According to her, “The Color Crimson” is about the hardships, suffering and especially the sexual violence that many black women faced in the early 20th century in the American South.

“The Color Purple has been a blessing in my life since I first read it, because up until then I didn’t know there were words for what happened to me,” Oprah Winfrey said Thursday at a screening in Los Angeles.

“I was raped when I was 14 years old and I gave birth to a child that died and I didn’t have the words to understand it,” explained the one who is now often considered one of the most powerful women in the world.

The Color Purple tells the story of Celie, a young black woman from rural Georgia in the southern United States who was raped by her father and forced to give up her two children.

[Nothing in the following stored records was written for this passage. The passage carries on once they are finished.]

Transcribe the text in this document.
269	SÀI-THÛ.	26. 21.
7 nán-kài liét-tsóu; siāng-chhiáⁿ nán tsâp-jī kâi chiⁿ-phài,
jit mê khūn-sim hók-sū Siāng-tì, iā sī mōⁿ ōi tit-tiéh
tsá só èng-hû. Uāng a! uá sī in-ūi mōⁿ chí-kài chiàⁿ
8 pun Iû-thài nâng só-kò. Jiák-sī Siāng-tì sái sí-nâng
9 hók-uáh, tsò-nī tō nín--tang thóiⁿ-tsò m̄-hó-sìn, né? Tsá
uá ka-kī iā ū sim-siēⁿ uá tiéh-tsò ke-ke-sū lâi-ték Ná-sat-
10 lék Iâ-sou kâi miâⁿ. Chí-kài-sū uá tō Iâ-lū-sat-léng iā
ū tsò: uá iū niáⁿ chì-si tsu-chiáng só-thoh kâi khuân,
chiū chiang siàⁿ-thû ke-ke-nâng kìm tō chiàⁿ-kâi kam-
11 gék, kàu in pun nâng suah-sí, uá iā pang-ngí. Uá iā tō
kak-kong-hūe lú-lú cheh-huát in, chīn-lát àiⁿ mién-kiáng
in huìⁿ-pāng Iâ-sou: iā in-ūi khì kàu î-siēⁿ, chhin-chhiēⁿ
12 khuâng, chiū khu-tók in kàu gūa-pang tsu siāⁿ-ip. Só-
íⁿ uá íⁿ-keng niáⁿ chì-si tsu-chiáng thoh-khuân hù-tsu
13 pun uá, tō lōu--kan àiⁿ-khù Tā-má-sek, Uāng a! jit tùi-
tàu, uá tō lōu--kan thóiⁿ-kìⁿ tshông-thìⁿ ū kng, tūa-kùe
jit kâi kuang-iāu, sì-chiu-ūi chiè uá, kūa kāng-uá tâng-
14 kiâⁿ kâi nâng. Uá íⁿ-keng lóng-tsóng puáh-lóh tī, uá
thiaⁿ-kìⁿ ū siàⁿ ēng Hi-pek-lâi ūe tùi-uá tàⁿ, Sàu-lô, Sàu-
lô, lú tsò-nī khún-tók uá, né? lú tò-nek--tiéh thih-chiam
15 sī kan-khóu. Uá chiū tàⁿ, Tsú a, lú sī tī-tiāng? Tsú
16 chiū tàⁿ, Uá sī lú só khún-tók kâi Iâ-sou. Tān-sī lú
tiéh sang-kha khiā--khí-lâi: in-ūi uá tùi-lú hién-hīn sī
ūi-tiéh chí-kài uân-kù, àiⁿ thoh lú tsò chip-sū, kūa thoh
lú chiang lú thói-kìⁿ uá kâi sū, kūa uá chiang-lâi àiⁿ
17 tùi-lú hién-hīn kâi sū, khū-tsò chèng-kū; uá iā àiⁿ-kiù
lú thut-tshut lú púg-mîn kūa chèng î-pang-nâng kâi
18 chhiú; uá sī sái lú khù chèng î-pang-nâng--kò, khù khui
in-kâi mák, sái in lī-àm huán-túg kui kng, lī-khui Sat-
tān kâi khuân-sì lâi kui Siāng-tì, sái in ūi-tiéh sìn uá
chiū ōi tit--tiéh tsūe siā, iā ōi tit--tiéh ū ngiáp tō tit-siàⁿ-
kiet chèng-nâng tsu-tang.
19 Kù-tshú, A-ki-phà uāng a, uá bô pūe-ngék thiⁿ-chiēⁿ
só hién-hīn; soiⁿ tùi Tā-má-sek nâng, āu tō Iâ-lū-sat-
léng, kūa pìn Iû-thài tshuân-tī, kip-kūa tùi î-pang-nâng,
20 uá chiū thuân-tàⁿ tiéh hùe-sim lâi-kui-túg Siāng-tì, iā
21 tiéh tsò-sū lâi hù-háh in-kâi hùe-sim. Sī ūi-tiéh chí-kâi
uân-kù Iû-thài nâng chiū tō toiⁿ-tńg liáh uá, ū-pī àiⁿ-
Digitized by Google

Celie is then forced to marry an abusive man, but finds strength in discussions with other women dealing with their own traumas.

Oprah Winfrey said that when she found out in the 1980s that Steven Spielberg would be directing the film, she “literally got down on my knees and prayed every night to be in the movie.”

The role of Sofia brought her an Oscar nomination. The film “changed my life,” she told an audience in Los Angeles on Thursday.

The new adaptation, directed by Blitz Bazawule in the form of a musical, has a lighter, often cheerful and upbeat tone.

Steven Spielberg and Oprah Winfrey are co-producing the Warner Bros. film, which opens in US theaters on Christmas Day and in France on January 24.